By Paul Hunter, Head of Research
Last week we published our survey of council housing directors one year on from the radical reform of their housing revenue accounts. The policy started under Labour and enacted by the Coalition devolved budgets to council’s and enables them to borrow and build. Against the backdrop of austerity, it is a rare good news story for local government.
Unsurprisingly, perhaps, most of those surveyed viewed self-financed council housing as a good thing. The evidence from the survey shows that most councils are investing in new or existing homes rather than paying off their debts. However, the changes are not without criticism. Many councils were unhappy with the original debt allocation which (added to the debt cap) left little room for borrowing to build or invest on a large scale. And the debt cap itself came in for criticism – not only does it go against the principle of self-financing but puts them councils a disadvantage to housing associations and private housing providers.

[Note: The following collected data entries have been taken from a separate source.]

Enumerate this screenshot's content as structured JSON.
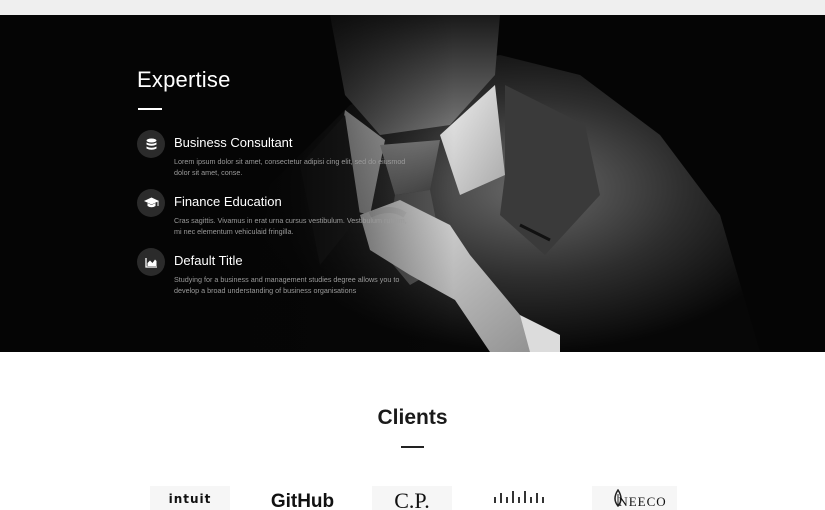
{
  "expertise": {
    "title": "Expertise",
    "items": [
      {
        "icon": "database-icon",
        "title": "Business Consultant",
        "description": "Lorem ipsum dolor sit amet, consectetur adipisi cing elit, sed do eiusmod dolor sit amet, conse."
      },
      {
        "icon": "graduation-cap-icon",
        "title": "Finance Education",
        "description": "Cras sagittis. Vivamus in erat urna cursus vestibulum. Vestibulum rutrum, mi nec elementum vehiculaid fringilla."
      },
      {
        "icon": "area-chart-icon",
        "title": "Default Title",
        "description": "Studying for a business and management studies degree allows you to develop a broad understanding of business organisations"
      }
    ]
  },
  "clients": {
    "title": "Clients",
    "logos": [
      "intuit",
      "GitHub",
      "C.P.",
      "cisco",
      "NEECO"
    ]
  },
  "colors": {
    "hero_background": "#050505",
    "icon_circle": "#2b2b2b",
    "text_light": "#ffffff",
    "text_muted": "#9a9a9a"
  }
}
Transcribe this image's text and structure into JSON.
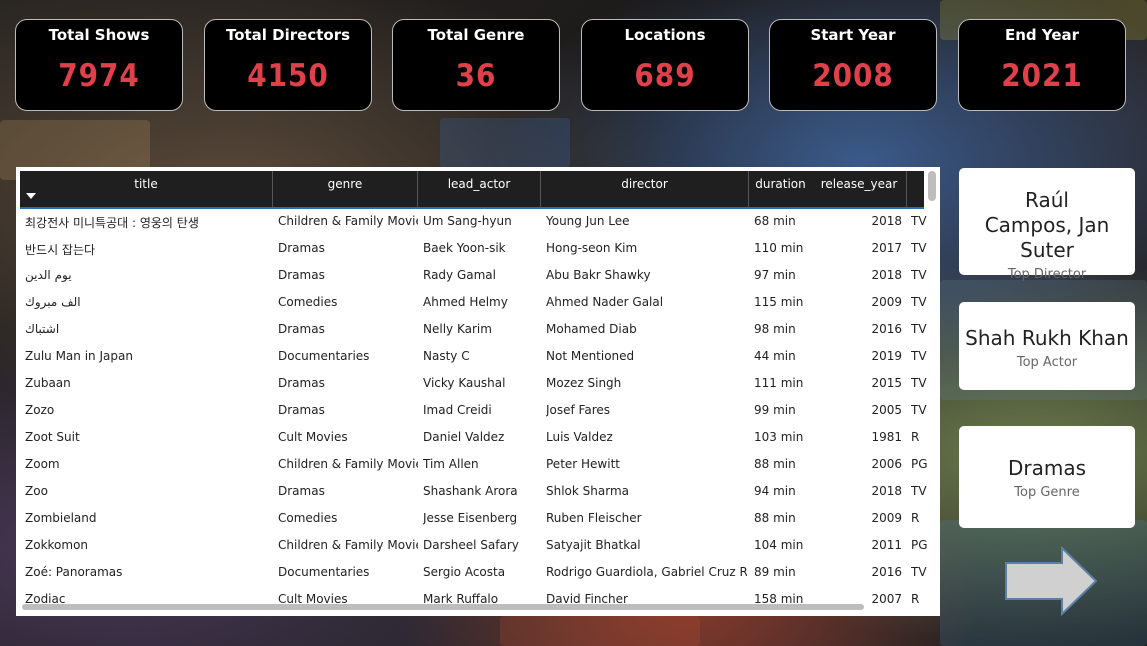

As council’s become more confident about managing housing finance the pressure will mount for a loosening of the borrowing caps. At present council housing is grossly underleveraged. As our previous report on HRA reform in 2011 showed, councils could access billions if the rules changed. However, reducing the overall level of national debt is the overarching aim of the Coalition, and such a reform pushes in the opposite direction.
Regardless of the cap, councils also face two other major challenges. First, even with the new freedoms there are considerable issues with social housing funding. Capital subsidy in real terms has been reduced in the 2013 spending review and has been cut by over half compared to pre-2010 levels. So even if the cap was scrapped councils would face similar predicament as housing associations regarding tenure mix – which indeed councils do when granting planning consent.
Second, many councils properties do not meet the decent homes standard. For some councils, without further grant meeting the decent homes standard will eat up any investment that could go into new build. Moreover, some councils might face the unenviable position of having to sell off and demolish estates to reduce the costs of major repairs – hardly a way to reduce pressures on affordable housing in high demand areas.
If government however sees councils as part of the solution to the housing crisis, then it must surely extend authorities further financial freedoms. Putting councils on a more equal footing with social landlords and allowing them to sweat their assets more need not necessarily have to happen in one big bang. Debt caps could be slowly lifted. Although not popular with uber localists, government could adopt an earned autonomy approach, whereby those authorities which have proved their ability to take prudent decisions and manage their housing stock efficiently could be given more autonomy. Another way might be to allow local authorities to trade their headroom, so those that have opportunities to invest using investment from those in areas of lower demand. All are not without their pros and cons and would be boosted by grant funding. However, such reforms would keep a lid on borrowing and do more to enable those councils eager to build and invest. Any increase in council housing most be a plus in the current climate.